New Guideline for Obesity Treatment Suggests Addressing the Root Causes

August 4, 2020 Updated: August 5, 2020

As the prevalence of obesity continues to grow in Canada, a new guideline suggests some fundamental changes in how physicians should treat the condition, including addressing the root causes behind it.

“Obesity care should be based on evidence-based principles of chronic disease management, must validate patients’ lived experiences, move beyond simplistic approaches of ‘eat less, move more,’ and address the root drivers of obesity,” says the guideline, published in the Canadian Medical Association Journal in partnership with Obesity Canada.

“This guideline update reflects substantial advances in the epidemiology, determinants, pathophysiology, assessment, prevention and treatment of obesity, and shifts the focus of obesity management toward improving patient-centred health outcomes, rather than weight loss alone.”

According to the update, the prevalence of obesity has increased threefold since 1985 and has become a major public health issue, affecting an estimated 1.9 million Canadian adults in 2016.
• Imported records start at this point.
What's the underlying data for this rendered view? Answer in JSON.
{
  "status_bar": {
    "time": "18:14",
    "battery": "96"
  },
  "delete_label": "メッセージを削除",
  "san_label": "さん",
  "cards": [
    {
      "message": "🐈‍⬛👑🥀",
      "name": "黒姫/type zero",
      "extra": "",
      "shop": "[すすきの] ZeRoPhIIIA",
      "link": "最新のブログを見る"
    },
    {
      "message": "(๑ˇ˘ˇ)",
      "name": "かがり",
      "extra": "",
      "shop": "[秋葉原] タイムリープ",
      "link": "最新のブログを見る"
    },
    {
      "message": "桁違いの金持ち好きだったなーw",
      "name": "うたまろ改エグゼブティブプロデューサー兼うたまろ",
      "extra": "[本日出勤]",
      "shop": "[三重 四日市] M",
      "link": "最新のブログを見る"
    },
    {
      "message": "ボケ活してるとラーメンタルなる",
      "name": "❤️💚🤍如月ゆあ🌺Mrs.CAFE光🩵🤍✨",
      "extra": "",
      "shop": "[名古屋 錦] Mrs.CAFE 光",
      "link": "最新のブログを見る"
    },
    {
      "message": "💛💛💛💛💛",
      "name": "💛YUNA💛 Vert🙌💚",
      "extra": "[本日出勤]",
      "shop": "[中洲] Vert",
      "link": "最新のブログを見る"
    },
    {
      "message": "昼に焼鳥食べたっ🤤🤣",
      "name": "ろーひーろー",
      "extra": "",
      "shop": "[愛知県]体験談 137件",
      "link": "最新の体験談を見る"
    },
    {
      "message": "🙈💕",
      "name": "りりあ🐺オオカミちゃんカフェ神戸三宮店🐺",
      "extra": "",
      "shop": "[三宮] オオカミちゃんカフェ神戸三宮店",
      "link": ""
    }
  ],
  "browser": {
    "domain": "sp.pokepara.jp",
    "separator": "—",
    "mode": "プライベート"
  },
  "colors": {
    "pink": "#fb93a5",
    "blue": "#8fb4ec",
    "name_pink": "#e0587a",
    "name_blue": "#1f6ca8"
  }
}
The new guideline is the result of two and half years’ research effort and includes input from 60 authors. It is the first major update since 2006.

“We’re no longer going to be focusing on speaking about calories when we talk about decreasing weight,” Dr. Sean Wharton, co-lead author of the guideline and adjunct professor at McMaster University, told CTV News. “We’re going to be more focused on healthy eating, something we call medical nutrition therapy.”

In the 2006 version, BMI and waist circumference are the two major measures to test adults for obesity, whereas the new guideline suggests options such as cognitive behavioural therapy (CBT), weight loss medication, and bariatric surgery, according to each patient’s condition.

Wharton describes these as the “three pillars” that help attain long-term weight loss, while increasing exercise and reducing calories are less effective and may not be sustainable. 

“We know that willpower and motivation will allow for a dietary plan that lasts for a short period of time and then our body compensates and regains the weight,” he said. “Any time we look at lowering calories, we always activate a very strong biological compensatory mechanism, which is why we are doing our best to deemphasize diet.”

The guideline lists the following five recommendations to guide health-care providers in the treatment of obesity: 

  1. Recognition of obesity as a chronic disease by health care providers, who should ask the patient permission to offer advice and help treat this disease in an unbiased manner.
  2. Assessment of an individual living with obesity, using appropriate measurements, and identifying the root causes, complications and barriers to obesity treatment.
  3. Discussion of the core treatment options (medical nutrition therapy and physical activity) and adjunctive therapies that may be required, including psychological, pharmacologic and surgical interventions.
  4. Agreement with the person living with obesity regarding goals of therapy, focusing mainly on the value that the person derives from health-based interventions.
  5. Engagement by health care providers with the person with obesity in continued follow-up and reassessments, and encouragement of advocacy to improve care for this chronic disease.

“Obesity is caused by the complex interplay of multiple genetic, metabolic, behavioural and environmental factors, with the latter thought to be the proximate cause of the substantial rise in the prevalence of obesity,” the guideline states.